Example: First-Order Low-Pass Filter
For a first-order low-pass filter, the Bode plot would show:
\[ \begin{align} \left|\frac{V_{out}}{V_{in}}\right|_{dB} & = -20 \log_{10} \left( \frac{1}{\sqrt{1 + \left( \frac{\omega}{\omega_c} \right)^2}} \right) \\ & = 20 \log_{10}(1) - 10 \log_{10}\left(1 + \left(\frac{\omega}{\omega_c}\right)^2\right) \\ & = -10 \log_{10}\left(1 + \left(\frac{\omega}{\omega_c}\right)^2\right) \\ \end{align} \]
For \(\frac{\omega}{\omega_c} << 1\), the gain is approximately \(-10 \log_{10}(1)\) = 0 dB (no attenuation).
For \(\frac{\omega}{\omega_c} >> 1\), the gain is approximately \(-10 \log_{10}((\frac{\omega}{\omega_c})^2)\) = -20 log₁₀(ω/ω_c) dB (attenuation increases with frequency).

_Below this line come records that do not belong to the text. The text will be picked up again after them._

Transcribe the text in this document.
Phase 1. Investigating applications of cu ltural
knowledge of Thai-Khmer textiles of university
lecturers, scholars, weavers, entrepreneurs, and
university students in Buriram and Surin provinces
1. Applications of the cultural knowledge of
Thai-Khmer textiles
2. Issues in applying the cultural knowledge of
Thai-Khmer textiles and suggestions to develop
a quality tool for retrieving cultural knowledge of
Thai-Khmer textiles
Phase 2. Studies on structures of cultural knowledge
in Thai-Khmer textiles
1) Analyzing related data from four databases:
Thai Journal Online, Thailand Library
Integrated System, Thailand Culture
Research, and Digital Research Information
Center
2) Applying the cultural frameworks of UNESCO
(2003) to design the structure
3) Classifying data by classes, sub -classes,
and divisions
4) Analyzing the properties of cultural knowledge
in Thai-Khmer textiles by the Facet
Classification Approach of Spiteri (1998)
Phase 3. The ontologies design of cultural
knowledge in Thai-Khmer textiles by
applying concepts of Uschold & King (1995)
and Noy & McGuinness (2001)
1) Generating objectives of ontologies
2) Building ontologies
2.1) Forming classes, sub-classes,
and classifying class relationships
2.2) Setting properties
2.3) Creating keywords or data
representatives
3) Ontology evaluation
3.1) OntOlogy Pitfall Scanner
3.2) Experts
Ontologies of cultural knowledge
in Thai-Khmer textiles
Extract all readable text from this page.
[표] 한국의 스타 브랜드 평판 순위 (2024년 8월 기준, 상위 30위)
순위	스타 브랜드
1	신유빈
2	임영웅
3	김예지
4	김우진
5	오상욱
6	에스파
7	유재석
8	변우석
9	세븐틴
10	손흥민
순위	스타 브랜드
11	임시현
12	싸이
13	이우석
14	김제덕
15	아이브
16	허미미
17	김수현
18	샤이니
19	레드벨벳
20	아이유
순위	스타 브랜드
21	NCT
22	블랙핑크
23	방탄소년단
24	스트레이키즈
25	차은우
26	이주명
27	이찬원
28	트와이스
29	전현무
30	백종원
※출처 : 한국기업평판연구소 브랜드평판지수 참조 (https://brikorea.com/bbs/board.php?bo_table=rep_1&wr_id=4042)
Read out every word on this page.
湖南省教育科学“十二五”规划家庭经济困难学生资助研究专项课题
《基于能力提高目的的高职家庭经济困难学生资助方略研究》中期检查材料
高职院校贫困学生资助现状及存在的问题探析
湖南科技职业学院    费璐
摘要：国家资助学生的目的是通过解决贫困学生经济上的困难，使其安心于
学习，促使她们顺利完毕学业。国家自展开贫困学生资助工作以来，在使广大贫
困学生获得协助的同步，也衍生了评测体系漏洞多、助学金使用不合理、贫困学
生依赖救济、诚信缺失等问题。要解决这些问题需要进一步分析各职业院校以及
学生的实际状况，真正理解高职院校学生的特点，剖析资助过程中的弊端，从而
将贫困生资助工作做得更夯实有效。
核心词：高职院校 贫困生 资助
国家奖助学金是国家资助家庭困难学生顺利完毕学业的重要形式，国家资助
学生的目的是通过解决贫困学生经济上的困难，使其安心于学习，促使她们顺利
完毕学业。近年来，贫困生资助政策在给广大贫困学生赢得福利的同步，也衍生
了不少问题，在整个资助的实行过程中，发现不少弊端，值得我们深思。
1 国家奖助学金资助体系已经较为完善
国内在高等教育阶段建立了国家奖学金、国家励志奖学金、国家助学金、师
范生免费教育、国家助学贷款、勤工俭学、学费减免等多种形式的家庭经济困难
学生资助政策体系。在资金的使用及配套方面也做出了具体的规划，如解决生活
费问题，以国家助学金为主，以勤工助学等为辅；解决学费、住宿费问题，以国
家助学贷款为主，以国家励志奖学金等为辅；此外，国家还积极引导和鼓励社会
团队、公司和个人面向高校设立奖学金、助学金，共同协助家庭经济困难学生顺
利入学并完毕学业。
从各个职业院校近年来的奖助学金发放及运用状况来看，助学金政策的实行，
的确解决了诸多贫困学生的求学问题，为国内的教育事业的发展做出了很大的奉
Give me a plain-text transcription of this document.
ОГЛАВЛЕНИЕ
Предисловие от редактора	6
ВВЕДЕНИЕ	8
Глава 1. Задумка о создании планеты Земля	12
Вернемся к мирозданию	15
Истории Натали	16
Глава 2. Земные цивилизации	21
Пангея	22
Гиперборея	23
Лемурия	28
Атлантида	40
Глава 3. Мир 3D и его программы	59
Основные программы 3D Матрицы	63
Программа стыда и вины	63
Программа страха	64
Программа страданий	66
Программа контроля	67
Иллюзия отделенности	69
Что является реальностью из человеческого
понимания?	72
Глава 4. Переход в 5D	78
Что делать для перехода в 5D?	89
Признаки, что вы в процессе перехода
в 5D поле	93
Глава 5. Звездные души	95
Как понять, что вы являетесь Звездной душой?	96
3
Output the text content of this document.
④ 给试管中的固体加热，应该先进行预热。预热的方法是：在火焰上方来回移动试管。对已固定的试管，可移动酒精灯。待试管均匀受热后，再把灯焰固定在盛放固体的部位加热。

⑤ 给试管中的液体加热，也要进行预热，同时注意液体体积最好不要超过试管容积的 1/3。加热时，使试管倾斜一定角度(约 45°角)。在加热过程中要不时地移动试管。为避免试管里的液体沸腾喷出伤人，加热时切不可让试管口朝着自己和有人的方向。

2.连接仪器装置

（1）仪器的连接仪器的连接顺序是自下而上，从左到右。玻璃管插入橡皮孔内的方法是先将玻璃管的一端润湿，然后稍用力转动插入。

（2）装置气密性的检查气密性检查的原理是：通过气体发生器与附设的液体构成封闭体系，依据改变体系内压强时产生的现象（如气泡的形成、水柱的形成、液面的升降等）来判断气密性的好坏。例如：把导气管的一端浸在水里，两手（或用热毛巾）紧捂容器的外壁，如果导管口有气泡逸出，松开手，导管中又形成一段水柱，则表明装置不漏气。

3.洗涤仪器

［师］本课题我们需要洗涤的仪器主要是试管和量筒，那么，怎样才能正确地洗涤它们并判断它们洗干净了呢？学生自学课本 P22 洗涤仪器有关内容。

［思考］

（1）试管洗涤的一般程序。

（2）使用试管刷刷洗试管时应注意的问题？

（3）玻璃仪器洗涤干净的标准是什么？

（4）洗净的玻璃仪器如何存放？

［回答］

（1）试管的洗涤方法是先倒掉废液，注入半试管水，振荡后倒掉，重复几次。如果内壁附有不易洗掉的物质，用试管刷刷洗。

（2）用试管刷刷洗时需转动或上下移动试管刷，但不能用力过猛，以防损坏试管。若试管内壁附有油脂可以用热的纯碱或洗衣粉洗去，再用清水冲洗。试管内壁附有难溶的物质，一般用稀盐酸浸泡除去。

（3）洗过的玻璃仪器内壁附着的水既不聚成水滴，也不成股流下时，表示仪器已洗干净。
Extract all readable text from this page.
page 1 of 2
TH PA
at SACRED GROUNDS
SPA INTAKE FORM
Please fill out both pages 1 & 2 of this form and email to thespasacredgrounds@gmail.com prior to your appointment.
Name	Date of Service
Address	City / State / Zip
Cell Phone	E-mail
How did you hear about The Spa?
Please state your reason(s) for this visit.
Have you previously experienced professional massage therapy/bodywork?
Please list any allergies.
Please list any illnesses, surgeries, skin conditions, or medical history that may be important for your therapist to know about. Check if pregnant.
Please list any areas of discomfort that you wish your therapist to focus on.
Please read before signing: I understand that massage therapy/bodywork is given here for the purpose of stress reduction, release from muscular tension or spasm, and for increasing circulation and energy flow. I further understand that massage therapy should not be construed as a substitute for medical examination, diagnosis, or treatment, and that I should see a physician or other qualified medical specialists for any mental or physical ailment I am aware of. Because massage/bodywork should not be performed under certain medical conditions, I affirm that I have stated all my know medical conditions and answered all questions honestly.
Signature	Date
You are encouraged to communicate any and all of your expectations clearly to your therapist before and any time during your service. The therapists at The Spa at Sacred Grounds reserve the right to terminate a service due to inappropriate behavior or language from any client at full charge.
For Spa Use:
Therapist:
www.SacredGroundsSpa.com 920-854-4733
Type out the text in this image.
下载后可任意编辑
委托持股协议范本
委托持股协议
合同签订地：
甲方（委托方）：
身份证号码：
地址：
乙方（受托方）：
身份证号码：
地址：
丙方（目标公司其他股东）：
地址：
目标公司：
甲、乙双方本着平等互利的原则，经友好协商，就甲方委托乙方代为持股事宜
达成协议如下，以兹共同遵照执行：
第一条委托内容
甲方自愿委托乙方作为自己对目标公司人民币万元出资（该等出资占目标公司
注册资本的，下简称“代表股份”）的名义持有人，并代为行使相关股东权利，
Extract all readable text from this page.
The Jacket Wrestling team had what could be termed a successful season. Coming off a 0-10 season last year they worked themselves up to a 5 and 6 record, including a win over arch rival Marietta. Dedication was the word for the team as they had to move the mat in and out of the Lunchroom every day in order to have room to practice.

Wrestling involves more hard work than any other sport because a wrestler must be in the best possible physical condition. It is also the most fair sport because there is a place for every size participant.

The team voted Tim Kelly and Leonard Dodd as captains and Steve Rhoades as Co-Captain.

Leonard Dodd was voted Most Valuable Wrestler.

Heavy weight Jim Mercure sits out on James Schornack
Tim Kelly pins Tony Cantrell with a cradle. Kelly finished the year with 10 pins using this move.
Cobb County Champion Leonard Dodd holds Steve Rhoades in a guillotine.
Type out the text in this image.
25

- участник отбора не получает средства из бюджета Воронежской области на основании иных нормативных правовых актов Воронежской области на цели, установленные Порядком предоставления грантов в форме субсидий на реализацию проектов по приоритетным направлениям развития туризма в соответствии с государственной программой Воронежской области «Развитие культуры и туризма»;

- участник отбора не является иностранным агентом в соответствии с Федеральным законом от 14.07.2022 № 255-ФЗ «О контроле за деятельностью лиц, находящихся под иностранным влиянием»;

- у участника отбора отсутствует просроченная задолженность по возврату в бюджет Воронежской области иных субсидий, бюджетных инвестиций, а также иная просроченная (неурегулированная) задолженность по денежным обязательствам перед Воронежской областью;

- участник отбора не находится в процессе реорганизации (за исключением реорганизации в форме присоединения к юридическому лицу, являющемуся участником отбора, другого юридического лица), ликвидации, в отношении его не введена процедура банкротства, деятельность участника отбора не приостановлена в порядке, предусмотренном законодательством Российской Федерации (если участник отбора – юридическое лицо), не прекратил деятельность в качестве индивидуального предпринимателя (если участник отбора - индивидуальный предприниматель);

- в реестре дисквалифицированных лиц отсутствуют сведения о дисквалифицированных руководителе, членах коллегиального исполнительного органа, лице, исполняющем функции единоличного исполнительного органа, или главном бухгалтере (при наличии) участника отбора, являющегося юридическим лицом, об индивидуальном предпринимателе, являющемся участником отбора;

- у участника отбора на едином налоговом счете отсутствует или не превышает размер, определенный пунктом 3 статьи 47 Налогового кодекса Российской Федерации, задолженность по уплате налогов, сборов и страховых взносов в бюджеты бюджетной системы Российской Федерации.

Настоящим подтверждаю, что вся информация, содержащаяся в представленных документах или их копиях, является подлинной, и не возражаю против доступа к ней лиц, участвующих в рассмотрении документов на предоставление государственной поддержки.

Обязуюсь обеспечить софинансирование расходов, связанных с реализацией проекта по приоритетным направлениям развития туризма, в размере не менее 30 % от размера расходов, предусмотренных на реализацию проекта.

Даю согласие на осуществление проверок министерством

A -20 dB/decade slope after the cutoff frequency.
A phase shift that approaches -\(\frac{\pi}{2}\) at high frequencies.
At the cutoff frequency (\(\omega = \omega_c\)):
The gain is -3 dB, and
The phase shift is -\(\frac{\pi}{4}\).
Drawing a Bode Plot (Magnitude)
We simplify the transfer function into segments that are easy to plot, which intersect at the cutoff frequency.
The slope of the magnitude plot changes at the cutoff frequency.
Drawing a Bode Plot (Phase)
\(\frac{\omega}{\omega_c} << 1\): phase is approximately 0.
\(\frac{\omega}{\omega_c} >> 1\): phase is approximately -\(\frac{\pi}{2}\).
\(\omega = \omega_c\): phase is -\(\frac{\pi}{4}\).
Approximate the phase transition as linear over two decades centered at the cutoff frequency.
What does the Bode Plot of a First-Order High-Pass Filter Look Like?
You tell me!
Summary for Generating Bode Plots
Solve for \(|H(j\omega)|\) and \(\angle H(j\omega)\).
Determine the cutoff frequency \(\omega_c\).
Evaluate \(|H(j\omega)|\) and \(\angle H(j\omega)\) at “extreme” frequencies (\(\omega << \omega_c\) and \(\omega >> \omega_c\)).
Sketch the magnitude and phase plots using straight lines that approximate the behavior of the transfer function, intersecting at \(\omega_c\).
For first-order filters, the slope of the magnitude plot changes by ±20 dB/decade at the cutoff frequency.
For first-order filters, the phase plot transitions from 0 to ±\(\frac{\pi}{2}\) degrees over two decades centered at the cutoff frequency.